Enfin, le Code rural et de la pêche maritime rend nécessaire la réalisation de l’euthanasie de certains animaux domestiques de compagnie lorsqu’ils sont de nature à présenter un danger pour la sécurité publique ou pour la santé publique. On peut notamment évoquer à ce titre le cas des animaux dangereux et errants présentant un « danger grave et immédiat pour les personnes ou les animaux domestiques », ou encore le cas des animaux domestiques de compagnie infectés par la rage.
b) les méthodes d’euthanasie
Bien que l’euthanasie se distingue de la mise à mort ou du sacrifice, la réalisation de l’acte d’euthanasie par les vétérinaires français s’appuie sur l’encadrement juridique de ces deux pratiques. Ainsi, l’article 11 de la Convention européenne pour la protection des animaux de compagnie, applicable en France, encadre le sacrifice d’animaux de compagnie. Il prévoit notamment qu’un tel sacrifice « doit se faire avec le minimum de souffrances physiques et morales en tenant compte des circonstances » ; et il interdit l’utilisation de la noyade et des autres méthodes d’asphyxie, l’utilisation de poison ou de drogue dont le dosage et l’application ne peuvent pas être contrôlés de manière à engendrer le minimum de souffrances physiques et morales à l’animal, ainsi que l’utilisation de l’électrocution comme méthodes de sacrifice.
De son côté, le Code rural et de la pêche maritime encadre notamment la mise à mort des animaux utilisés à des fins scientifiques et impose dans cette hypothèse de limiter au maximum la douleur, la souffrance, et l’angoisse de l’animal.
Il est par ailleurs intéressant de mentionner que, durant l’été 2020, le comité d’éthique Animal, Environnement, Santé du Conseil national de l’Ordre des vétérinaires français a rendu un avis au sujet de l’euthanasie. À l’occasion de cet avis, le comité d’éthique a entendu distinguer les euthanasies considérées comme étant nécessaires des euthanasies problématiques, et a formulé plusieurs recommandations afin d’aiguiller les vétérinaires français dans leur réalisation de cette pratique aux fortes incidences éthiques et de pousser les ministères compétents à mieux encadrer cet acte vétérinaire.
En réponse à cet avis du comité d’éthique, le Conseil national de l’Ordre des vétérinaires en France a proposé une définition de l’euthanasie vétérinaire selon laquelle « L’euthanasie animale est un acte vétérinaire consistant à provoquer la mort d’un animal par voie parentérale en entrainant une perte de conscience rapide et irréversible garantissant un minimum de douleur et de détresse, réalisé conformément aux bonnes pratiques professionnelles.

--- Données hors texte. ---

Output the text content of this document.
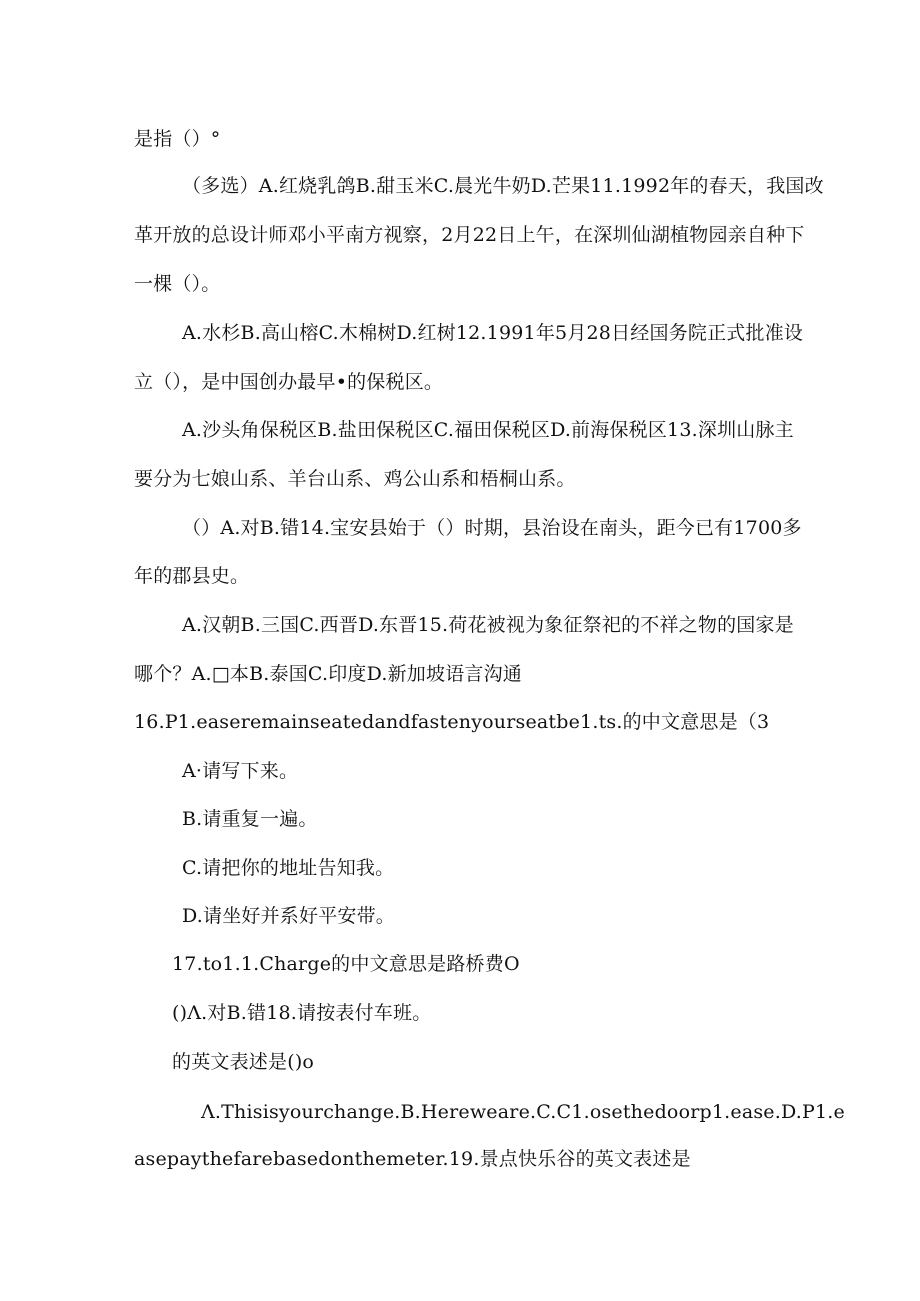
是指（）°
（多选）A.红烧乳鸽B.甜玉米C.晨光牛奶D.芒果11.1992年的春天，我国改
革开放的总设计师邓小平南方视察，2月22日上午，在深圳仙湖植物园亲自种下
一棵（）。
A.水杉B.高山榕C.木棉树D.红树12.1991年5月28日经国务院正式批准设
立（），是中国创办最早•的保税区。
A.沙头角保税区B.盐田保税区C.福田保税区D.前海保税区13.深圳山脉主
要分为七娘山系、羊台山系、鸡公山系和梧桐山系。
（）A.对B.错14.宝安县始于（）时期，县治设在南头，距今已有1700多
年的郡县史。
A.汉朝B.三国C.西晋D.东晋15.荷花被视为象征祭祀的不祥之物的国家是
哪个？A.□本B.泰国C.印度D.新加坡语言沟通
16.P1.easeremainseatedandfastenyourseatbe1.ts.的中文意思是（3
A·请写下来。
B.请重复一遍。
C.请把你的地址告知我。
D.请坐好并系好平安带。
17.to1.1.Charge的中文意思是路桥费O
()Λ.对B.错18.请按表付车班。
的英文表述是()o
Λ.Thisisyourchange.B.Hereweare.C.C1.osethedoorp1.ease.D.P1.e
asepaythefarebasedonthemeter.19.景点快乐谷的英文表述是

Le vétérinaire procède à l’euthanasie animale après avoir évalué sa nécessité et obtenu le consentement éclairé du détenteur. L’acte d’euthanasie animale peut être justifié par une raison médicale (un état de santé, une souffrance intense ressentie par l’animal ou son entourage), par une raison règlementaire, par une raison impérieuse d’intérêt général sanitaire ou environnementale. ». En outre, le Conseil national de l’Ordre des vétérinaires français a recommandé l’inscription de cette définition de l’euthanasie vétérinaire dans la partie législative du Code rural et de la pêche maritime. Malheureusement, ces recommandations n’ont pas encore donné lieu à l’adoption de dispositions législatives, ou à défaut réglementaires, en ce sens.